Mar 06 17:57:26 ood sudo[1158770]: ubuntu : TTY=pts/5 ; PWD=/home/ubuntu ; USER=root ; COMMAND=/usr/bin/journalctl
Mar 06 17:57:26 ood sudo[1158770]: pam_unix(sudo:session): session opened for user root(uid=0) by ubuntu(uid=1000)
This appears to be the fatal error. Not sure why Ubuntu/Debian doesn’t create that directory for you (I’m fairly sure that’s the default directory that it would log to without any configurations).
Thanks for your help so far. I was able to get the login page to display correctly again; however, after logging in, I get a bad request error page. The journalctl output for ood doesn’t seem very helpful here.

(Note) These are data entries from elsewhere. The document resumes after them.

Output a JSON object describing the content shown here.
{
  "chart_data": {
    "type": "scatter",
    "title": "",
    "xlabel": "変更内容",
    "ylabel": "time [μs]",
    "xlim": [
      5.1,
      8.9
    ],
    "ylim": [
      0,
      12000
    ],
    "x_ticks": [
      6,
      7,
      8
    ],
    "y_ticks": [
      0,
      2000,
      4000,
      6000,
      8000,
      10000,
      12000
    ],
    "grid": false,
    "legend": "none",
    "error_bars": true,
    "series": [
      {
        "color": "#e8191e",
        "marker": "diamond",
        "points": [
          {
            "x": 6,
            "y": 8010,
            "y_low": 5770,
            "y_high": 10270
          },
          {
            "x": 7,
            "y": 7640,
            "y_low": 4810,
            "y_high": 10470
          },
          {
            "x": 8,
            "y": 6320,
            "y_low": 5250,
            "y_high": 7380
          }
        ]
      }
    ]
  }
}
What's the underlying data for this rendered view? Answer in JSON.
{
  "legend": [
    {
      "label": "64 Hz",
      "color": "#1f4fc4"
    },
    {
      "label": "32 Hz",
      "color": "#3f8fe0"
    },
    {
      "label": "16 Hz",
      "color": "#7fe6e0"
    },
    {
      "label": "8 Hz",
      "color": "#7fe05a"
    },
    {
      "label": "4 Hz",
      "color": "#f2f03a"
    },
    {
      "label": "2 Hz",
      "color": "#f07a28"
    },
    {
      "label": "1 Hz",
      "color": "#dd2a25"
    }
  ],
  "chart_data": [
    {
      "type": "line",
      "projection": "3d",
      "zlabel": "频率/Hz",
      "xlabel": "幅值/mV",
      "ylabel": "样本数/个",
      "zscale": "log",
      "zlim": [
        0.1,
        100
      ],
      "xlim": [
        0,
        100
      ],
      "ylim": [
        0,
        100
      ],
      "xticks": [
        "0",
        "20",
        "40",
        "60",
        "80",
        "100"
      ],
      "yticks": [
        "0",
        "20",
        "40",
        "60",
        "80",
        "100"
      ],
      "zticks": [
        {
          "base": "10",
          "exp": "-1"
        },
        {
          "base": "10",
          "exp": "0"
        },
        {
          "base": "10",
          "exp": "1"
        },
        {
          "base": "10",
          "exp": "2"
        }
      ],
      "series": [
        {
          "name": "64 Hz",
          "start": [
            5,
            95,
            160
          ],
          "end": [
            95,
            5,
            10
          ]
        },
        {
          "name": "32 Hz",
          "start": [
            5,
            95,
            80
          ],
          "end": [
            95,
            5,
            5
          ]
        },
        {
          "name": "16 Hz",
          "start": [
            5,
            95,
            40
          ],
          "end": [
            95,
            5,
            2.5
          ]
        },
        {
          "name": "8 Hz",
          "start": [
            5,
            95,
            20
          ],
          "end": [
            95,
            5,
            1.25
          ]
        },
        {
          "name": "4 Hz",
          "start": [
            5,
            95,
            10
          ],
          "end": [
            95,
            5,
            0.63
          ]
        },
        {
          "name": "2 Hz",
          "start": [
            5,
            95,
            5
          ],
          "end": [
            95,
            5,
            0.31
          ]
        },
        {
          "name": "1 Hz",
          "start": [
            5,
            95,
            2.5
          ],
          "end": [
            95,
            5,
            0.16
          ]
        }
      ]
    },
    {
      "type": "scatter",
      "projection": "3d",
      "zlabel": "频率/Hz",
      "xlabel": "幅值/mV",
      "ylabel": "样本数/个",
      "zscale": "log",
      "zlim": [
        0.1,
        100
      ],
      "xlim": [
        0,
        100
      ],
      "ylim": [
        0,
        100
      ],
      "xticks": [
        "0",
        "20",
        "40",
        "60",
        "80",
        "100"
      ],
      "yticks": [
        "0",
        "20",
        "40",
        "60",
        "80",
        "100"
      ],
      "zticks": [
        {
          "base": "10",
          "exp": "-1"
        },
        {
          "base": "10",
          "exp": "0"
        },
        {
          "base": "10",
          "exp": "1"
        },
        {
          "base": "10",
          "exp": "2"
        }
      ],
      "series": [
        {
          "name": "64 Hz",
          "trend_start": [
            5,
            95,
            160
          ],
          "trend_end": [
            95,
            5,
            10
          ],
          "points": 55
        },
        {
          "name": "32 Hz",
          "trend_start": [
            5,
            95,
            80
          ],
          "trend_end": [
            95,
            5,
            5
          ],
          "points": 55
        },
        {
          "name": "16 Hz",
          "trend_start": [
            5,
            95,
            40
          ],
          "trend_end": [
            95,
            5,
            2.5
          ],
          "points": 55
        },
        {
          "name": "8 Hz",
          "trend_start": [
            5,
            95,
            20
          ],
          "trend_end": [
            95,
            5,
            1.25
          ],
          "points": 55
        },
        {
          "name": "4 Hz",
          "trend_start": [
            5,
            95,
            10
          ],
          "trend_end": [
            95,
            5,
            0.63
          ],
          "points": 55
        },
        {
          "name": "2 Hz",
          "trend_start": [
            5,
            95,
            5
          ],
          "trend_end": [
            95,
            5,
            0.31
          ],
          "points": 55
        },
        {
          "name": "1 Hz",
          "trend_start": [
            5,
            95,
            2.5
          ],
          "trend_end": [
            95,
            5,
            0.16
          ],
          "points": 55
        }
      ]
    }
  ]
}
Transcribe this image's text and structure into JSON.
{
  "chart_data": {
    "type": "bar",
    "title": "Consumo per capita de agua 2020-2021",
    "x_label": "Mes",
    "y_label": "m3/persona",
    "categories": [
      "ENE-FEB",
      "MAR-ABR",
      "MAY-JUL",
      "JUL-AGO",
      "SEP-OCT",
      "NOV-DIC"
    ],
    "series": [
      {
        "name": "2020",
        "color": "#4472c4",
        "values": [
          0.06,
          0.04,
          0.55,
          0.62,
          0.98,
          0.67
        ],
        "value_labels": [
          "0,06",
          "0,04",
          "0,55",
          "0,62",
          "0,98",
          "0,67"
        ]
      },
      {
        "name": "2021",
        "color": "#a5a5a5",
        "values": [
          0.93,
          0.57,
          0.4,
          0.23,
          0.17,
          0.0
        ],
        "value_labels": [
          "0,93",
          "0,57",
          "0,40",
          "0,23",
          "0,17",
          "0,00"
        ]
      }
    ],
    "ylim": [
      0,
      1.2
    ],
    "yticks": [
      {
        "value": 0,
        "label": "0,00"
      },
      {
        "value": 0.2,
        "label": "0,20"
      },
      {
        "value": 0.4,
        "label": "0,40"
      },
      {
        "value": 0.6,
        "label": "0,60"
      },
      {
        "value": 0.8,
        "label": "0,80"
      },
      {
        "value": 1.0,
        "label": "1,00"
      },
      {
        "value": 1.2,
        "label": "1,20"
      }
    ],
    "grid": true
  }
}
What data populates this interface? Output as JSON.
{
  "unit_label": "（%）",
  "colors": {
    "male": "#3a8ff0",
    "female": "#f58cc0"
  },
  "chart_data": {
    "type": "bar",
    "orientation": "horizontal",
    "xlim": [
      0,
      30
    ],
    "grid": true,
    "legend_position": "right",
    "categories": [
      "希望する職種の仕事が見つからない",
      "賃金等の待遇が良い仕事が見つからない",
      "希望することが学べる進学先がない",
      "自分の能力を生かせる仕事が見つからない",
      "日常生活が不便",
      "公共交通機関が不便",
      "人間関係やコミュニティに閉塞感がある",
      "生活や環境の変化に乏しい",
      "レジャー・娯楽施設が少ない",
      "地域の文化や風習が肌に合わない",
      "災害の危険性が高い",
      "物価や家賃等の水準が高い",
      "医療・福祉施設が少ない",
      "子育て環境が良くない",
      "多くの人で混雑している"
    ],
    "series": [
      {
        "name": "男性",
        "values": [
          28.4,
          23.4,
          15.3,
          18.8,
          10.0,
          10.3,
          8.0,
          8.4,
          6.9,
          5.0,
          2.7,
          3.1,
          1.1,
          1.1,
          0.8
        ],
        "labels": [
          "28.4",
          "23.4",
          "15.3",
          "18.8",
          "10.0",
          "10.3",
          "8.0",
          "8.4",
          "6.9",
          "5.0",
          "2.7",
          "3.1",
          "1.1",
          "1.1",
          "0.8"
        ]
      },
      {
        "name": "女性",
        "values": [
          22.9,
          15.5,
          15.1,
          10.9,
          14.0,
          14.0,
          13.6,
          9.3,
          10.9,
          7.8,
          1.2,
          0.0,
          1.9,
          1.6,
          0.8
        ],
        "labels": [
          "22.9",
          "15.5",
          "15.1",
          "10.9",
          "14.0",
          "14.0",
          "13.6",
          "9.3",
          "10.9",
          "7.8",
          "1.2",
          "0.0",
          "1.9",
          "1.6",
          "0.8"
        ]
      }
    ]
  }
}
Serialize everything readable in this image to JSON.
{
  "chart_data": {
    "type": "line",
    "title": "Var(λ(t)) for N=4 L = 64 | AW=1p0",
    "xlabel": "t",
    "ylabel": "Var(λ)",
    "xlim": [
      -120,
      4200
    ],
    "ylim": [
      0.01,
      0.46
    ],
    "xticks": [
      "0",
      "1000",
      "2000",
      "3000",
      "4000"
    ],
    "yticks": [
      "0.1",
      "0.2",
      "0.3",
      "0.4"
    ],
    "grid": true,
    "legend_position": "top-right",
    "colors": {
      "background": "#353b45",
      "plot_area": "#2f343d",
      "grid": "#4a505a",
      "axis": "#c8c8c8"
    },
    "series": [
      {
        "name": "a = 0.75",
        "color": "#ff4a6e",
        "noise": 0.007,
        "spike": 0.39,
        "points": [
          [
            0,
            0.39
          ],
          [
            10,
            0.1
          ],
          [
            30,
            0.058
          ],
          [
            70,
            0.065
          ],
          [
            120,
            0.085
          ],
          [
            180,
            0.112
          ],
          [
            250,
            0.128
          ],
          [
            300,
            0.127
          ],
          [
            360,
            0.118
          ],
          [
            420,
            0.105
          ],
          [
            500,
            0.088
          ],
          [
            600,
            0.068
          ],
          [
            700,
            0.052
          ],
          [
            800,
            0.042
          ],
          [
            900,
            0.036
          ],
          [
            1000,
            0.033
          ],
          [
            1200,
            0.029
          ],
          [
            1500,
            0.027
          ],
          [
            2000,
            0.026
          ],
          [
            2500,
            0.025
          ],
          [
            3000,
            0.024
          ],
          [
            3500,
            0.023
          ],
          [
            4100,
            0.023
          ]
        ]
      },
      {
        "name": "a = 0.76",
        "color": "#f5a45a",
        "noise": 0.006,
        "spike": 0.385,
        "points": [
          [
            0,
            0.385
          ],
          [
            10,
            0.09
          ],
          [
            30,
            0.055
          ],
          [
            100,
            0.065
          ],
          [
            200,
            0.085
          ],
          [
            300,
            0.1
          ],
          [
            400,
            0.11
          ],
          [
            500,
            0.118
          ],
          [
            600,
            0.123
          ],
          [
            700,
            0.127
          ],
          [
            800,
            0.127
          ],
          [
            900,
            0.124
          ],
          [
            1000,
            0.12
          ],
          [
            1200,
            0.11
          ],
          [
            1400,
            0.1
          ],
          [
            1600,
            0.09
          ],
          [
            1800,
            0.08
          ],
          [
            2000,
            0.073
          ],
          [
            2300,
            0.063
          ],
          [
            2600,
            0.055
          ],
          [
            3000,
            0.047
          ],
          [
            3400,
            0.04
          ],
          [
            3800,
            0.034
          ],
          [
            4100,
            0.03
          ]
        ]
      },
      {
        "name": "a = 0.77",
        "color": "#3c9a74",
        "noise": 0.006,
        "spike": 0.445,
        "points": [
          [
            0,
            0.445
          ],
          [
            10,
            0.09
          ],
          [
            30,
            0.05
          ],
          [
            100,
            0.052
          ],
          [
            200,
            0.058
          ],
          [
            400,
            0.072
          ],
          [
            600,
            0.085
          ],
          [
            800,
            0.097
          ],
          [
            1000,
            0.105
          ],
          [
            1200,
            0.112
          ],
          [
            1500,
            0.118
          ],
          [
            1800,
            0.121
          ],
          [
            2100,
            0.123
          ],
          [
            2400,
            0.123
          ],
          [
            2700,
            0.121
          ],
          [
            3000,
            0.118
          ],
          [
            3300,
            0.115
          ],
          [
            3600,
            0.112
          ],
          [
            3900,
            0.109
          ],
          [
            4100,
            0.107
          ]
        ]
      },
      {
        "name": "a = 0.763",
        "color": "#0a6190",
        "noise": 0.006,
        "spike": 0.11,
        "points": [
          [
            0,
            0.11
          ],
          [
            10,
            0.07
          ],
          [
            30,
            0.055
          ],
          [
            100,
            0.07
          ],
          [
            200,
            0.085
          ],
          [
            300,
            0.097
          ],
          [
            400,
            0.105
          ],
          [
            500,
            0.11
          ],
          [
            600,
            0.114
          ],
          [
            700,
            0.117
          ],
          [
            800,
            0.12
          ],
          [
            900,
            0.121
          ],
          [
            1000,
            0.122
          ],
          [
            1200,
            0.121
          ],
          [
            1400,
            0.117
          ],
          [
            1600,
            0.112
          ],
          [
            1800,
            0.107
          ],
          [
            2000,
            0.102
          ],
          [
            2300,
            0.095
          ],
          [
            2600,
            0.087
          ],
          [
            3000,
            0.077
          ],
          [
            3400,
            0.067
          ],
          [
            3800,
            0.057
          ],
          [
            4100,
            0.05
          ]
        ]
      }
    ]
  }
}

Is there another term you would suggest checking?
Mar 07 14:55:40 ood sudo[1227165]: pam_unix(sudo:session): session opened for user root(uid=0) by ubuntu(uid=1000)
Mar 07 14:55:44 ood ondemand-dex[1227063]: time=2025-03-07T14:55:44.895Z level=INFO msg="login successful" connector_id=local username=admin preferred_username="" email=admin@test.com groups=[] request_id=60b809b3-a9cf-4b47-9405-b2d370c11ed0
Mar 07 14:55:52 ood kernel: [TTM] Buffer eviction failed
Mar 07 14:55:52 ood kernel: qxl 0000:00:01.0: object_init failed for (4096, 0x00000001)
Mar 07 14:55:52 ood kernel: [drm:qxl_alloc_bo_reserved [qxl]] *ERROR* failed to allocate VRAM BO
I left things open with journalctl -f and that error happens even when I’m not actively trying to connect on the page. I imagine its unrelated.
Is there a list/definition somewhere of which dex values need to be configured in the ood_portal.ymlfile? I’m thinking I’ve misconfigured something with the redirects.